Lorsque son repas fut prêt, elle porta son plateau jusqu’à son lit, se glissa dans les draps et alluma la télévision. Je saisis mon plateau vide et m’allongeai sur mon lit, à deux mètres du sien. Je n’avais faim que d’elle.

Nous regardâmes presque côte à côte un film des années quarante. J’avais ouvert la trappe d’aération pour entendre le son et fixais l’image de son téléviseur. Je découvrais l’immense plaisir de partager l’existence d’une femme. Il me semblait avoir trouvé la bonne formule.

Je satisfaisais mon besoin de vivre avec elle sans user les liens qui nous unissaient. Aucun tracas ménager ne troublait notre idylle. Nous n’avions pas à supporter nos différences. Nous nous délassions sans ressentir de gêne vis-à-vis de l’autre. J’étais libéré de la culpabilité que j’éprouvais à l’époque lorsque je retrouvais Laure en fin de journée et que je n’avais pas le cœur de l’écouter parce que j’étais fatigué ou préoccupé. J’avais alors le sentiment d’être indigne de notre amour. Ce soir-là, tout avait changé de sens. Regarder la télévision ne signifiait pas que nous n’avions rien à nous dire. Au contraire, l’impossibilité de nous parler me donnait envie de discuter avec elle jusqu’à l’aube.

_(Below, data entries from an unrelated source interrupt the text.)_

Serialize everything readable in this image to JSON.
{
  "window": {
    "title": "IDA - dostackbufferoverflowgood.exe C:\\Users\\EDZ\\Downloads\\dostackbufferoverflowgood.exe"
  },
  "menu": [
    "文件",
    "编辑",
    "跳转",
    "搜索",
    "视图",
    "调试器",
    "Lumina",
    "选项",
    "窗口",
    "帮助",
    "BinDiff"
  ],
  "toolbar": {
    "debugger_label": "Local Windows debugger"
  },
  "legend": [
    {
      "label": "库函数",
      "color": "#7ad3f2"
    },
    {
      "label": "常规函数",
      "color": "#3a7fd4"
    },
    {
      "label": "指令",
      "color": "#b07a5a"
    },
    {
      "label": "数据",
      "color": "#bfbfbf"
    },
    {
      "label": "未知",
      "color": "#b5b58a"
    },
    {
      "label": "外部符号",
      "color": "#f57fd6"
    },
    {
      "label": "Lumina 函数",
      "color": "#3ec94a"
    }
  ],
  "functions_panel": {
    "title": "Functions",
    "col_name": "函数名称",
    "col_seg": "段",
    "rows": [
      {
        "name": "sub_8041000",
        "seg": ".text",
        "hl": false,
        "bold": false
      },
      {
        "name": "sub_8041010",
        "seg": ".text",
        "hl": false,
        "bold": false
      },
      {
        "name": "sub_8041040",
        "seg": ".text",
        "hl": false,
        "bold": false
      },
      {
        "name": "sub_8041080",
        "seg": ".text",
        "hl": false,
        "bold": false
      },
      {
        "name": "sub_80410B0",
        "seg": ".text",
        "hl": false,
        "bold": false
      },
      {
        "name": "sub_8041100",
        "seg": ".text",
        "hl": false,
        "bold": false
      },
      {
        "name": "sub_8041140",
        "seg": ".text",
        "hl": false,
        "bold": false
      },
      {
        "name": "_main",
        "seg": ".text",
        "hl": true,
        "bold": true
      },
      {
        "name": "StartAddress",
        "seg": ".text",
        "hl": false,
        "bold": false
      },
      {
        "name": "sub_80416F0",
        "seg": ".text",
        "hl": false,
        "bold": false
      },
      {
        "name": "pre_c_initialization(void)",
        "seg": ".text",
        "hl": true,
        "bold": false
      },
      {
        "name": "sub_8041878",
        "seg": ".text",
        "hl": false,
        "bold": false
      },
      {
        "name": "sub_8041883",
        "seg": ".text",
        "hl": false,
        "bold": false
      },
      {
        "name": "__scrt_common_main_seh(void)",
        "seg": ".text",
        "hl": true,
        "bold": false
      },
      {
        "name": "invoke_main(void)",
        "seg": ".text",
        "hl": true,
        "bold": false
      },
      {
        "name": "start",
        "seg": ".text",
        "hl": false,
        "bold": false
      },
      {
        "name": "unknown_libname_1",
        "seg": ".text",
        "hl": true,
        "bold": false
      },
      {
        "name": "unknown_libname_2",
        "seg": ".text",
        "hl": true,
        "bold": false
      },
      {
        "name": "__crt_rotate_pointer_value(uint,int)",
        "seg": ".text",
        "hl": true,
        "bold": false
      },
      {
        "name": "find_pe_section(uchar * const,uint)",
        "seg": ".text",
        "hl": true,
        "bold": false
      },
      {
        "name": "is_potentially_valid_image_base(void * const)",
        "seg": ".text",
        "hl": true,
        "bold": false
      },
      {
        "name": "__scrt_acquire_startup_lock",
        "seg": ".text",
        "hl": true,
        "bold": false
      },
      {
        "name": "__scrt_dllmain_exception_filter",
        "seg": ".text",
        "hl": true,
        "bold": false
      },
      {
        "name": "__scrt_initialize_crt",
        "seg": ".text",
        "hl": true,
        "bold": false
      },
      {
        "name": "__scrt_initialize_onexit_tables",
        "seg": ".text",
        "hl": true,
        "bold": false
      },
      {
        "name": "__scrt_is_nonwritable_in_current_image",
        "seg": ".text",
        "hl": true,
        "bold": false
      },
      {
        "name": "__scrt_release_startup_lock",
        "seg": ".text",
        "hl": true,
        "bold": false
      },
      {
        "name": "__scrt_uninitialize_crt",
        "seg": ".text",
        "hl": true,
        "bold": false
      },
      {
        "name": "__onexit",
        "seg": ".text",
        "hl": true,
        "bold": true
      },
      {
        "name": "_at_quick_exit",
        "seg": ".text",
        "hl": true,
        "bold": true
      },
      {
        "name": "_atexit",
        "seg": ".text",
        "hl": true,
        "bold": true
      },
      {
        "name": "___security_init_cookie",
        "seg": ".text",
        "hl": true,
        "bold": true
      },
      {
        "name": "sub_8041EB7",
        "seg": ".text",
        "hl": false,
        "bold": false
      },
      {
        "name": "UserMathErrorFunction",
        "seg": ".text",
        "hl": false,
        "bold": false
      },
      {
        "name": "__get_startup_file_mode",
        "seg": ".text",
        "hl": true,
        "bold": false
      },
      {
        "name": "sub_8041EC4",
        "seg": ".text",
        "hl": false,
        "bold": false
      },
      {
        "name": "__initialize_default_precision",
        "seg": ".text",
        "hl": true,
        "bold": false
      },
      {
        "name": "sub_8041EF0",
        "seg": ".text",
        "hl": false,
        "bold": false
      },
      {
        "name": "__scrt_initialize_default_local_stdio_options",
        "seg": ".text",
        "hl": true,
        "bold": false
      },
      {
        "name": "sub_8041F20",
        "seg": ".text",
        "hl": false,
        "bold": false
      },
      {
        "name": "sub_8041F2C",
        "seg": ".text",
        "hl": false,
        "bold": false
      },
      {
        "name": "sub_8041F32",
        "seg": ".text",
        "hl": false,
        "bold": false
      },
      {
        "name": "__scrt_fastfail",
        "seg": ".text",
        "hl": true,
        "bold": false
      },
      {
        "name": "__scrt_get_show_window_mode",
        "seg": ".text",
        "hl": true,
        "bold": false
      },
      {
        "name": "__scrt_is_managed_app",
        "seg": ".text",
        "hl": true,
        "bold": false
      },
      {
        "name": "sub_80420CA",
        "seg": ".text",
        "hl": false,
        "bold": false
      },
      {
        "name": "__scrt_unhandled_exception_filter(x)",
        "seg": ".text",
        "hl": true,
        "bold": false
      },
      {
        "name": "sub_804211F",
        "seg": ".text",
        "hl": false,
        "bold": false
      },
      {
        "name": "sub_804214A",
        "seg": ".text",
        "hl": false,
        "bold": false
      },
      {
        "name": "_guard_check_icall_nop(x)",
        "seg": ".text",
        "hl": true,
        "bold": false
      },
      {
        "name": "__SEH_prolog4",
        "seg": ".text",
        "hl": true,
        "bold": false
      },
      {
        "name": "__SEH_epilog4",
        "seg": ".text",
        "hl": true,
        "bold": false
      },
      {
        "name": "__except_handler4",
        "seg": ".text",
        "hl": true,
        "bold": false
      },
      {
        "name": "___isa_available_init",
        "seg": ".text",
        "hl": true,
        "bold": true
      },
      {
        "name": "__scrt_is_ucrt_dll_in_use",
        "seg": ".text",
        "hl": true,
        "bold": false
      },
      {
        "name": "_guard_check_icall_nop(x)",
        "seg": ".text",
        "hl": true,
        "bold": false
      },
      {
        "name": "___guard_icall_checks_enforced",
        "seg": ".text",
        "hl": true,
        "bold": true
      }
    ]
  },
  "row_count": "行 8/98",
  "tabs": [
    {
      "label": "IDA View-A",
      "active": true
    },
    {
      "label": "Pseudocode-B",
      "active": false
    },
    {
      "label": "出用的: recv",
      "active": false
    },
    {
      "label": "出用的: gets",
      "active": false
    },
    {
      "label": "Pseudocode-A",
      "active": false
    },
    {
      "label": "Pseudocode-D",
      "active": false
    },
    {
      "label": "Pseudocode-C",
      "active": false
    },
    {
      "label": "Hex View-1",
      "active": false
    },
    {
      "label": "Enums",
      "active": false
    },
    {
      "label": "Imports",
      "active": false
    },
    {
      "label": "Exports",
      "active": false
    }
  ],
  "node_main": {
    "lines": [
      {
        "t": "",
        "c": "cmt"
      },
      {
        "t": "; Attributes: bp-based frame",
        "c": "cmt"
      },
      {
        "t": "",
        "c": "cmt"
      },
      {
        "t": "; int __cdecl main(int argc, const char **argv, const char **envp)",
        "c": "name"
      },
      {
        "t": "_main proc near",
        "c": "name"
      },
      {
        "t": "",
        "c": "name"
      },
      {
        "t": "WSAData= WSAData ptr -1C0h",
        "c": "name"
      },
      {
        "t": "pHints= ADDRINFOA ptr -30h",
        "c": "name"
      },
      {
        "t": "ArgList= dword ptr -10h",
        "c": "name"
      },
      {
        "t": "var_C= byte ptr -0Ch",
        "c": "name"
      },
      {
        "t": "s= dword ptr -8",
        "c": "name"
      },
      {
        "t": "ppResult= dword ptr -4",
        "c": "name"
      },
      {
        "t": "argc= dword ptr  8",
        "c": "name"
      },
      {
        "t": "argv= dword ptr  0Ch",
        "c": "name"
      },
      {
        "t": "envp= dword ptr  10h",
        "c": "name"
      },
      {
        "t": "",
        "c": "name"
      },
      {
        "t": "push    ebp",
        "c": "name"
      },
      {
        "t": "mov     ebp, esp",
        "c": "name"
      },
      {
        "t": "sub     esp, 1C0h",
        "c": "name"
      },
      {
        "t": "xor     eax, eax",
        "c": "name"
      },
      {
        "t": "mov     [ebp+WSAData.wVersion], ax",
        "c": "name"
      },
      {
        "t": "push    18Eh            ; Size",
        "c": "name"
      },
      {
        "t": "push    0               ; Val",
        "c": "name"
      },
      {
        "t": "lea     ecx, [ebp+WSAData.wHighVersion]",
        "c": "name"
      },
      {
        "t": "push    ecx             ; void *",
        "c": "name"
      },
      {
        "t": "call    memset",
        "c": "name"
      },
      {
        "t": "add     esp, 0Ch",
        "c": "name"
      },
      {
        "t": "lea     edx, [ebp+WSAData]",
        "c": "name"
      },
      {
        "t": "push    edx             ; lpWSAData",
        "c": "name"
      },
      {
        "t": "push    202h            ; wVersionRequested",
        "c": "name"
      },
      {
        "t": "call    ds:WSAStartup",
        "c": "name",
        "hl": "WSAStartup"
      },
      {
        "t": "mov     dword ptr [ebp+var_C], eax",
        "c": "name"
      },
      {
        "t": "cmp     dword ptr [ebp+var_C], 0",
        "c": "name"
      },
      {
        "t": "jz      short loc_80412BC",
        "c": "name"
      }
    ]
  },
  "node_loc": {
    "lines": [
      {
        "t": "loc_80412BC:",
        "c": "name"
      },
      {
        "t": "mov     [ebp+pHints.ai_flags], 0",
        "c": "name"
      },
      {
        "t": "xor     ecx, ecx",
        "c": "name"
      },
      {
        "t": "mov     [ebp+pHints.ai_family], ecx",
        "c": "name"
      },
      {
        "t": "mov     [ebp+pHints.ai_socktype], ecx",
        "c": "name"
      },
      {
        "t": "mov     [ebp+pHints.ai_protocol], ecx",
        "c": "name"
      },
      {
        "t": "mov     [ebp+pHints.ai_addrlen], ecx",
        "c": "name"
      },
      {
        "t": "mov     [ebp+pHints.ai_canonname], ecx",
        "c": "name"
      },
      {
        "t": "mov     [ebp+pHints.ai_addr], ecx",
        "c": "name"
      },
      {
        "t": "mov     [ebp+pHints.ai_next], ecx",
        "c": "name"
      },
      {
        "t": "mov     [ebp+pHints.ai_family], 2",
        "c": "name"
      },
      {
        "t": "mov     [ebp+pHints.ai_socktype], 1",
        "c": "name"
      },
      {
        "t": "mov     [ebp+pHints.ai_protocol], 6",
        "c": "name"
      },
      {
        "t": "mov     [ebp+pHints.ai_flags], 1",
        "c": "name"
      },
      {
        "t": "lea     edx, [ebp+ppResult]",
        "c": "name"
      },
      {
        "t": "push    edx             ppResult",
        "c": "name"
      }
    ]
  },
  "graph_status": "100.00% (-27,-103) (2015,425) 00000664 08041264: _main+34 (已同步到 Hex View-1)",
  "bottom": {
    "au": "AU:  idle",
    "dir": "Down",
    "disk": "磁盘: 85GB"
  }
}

Intouchable, Fanfan était presque plus désirable. Ce quotidien sans le quotidien me grisait. J’avais la sensation que notre passion pourrait se perpétuer ainsi jusqu’à notre mort.

La situation était certes bizarre, mais l’héritier des Crusoé que j’étais exultait. Enfin je menais une existence qui correspondait à ma folie. Enfin je modifiais la réalité que je détestais.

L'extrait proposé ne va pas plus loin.